Mais comme si cela ne suffisait pas, on commence à battre en brèche la notion de durabilité, en jouant sur l’ambiguïté de ce mot. Dans son acception « développement durable », nous savons que cela veut dire « soutenable », c’est à dire capable de durer sur le très long terme. Compte tenu de ce qui vient d’être écrit plus haut, on aura compris que la durabilité passe par une prise en compte de la dimension environnementale de l’agriculture biologique, dont le coût, s’il n’est pris en charge par la collectivité, vient grever les prix de revient. De ce fait les exigences posées par les coopératives bretonnes semblent un peu hypocrites : http://www.ouest-france.fr/Du bio oui, mais économiquement durable. La viabilité économique de l’agriculture biologique dépendra évidemment d’un amendement de la PAC , ce qui est un sujet de débat européen, mais aussi, d’une meilleure répartition de la valeur ajoutée au sein de la chaîne production-distribution, ce qui est un sujet de débat des Etats Généraux de l’Alimentation.Toutefois, on comprend mal pourquoi les coopératives bretonnes mettent ainsi en avant la durabilité, comprenez viabilité à court terme, de la filière. Mais on comprend mieux cette précision subtile si on lit cette autre information : http://www.ouest-france.fr/Syngenta veut tirer au clair ce qu’est l’agriculture « durable »
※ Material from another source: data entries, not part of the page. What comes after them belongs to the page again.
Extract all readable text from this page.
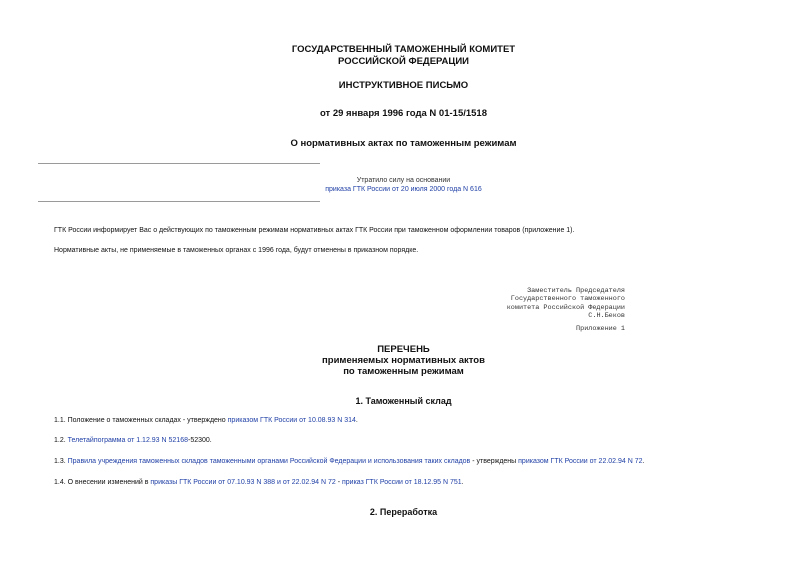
ГОСУДАРСТВЕННЫЙ ТАМОЖЕННЫЙ КОМИТЕТ
РОССИЙСКОЙ ФЕДЕРАЦИИ
ИНСТРУКТИВНОЕ ПИСЬМО
от 29 января 1996 года N 01-15/1518
О нормативных актах по таможенным режимам
Утратило силу на основании
приказа ГТК России от 20 июля 2000 года N 616
ГТК России информирует Вас о действующих по таможенным режимам нормативных актах ГТК России при таможенном оформлении товаров (приложение 1).
Нормативные акты, не применяемые в таможенных органах с 1996 года, будут отменены в приказном порядке.
Заместитель Председателя
Государственного таможенного
комитета Российской Федерации
С.Н.Беков
Приложение 1
ПЕРЕЧЕНЬ
применяемых нормативных актов
по таможенным режимам
1. Таможенный склад
1.1. Положение о таможенных складах - утверждено приказом ГТК России от 10.08.93 N 314.
1.2. Телетайпограмма от 1.12.93 N 52168-52300.
1.3. Правила учреждения таможенных складов таможенными органами Российской Федерации и использования таких складов - утверждены приказом ГТК России от 22.02.94 N 72.
1.4. О внесении изменений в приказы ГТК России от 07.10.93 N 388 и от 22.02.94 N 72 - приказ ГТК России от 18.12.95 N 751.
2. Переработка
Or Syngenta, ce n’est pas n’importe qui. C’est de la même veine que Monsanto et le fait que l’entreprise suisse soit passée sous contrôle chinois n’est pas un indice d’amélioration de la situation. Ainsi donc, à coup de petites interrogations, on commence à remettre en cause le concept de développement durable, ce qui en soi ne me dérange pas trop, mais à travers cette remise en cause, cela vise à décrédibiliser la démarche qui il y a 25 ans, avait abouti à la définition de ce concept qui depuis à fait son temps. On a déjà testé « l’agriculture raisonnée », mais comme personne n’a compris comment elle raisonnait, cela n’a pas eu grande résonance. Donc l’attaque est frontale. Si ce n’est pas durable, il faut donc que cela cesse. D’amalgame en amalgame, le mal est fait.

Et pourtant http://www.euractiv.fr/L’agriculture bio pourrait bien nourrir la planète

Comme le dit un autre ministre, les siècles à venir jugeront. Heureusement que nous sommes dans une perspective durable et que l’opinion des Générations Futures nous importe.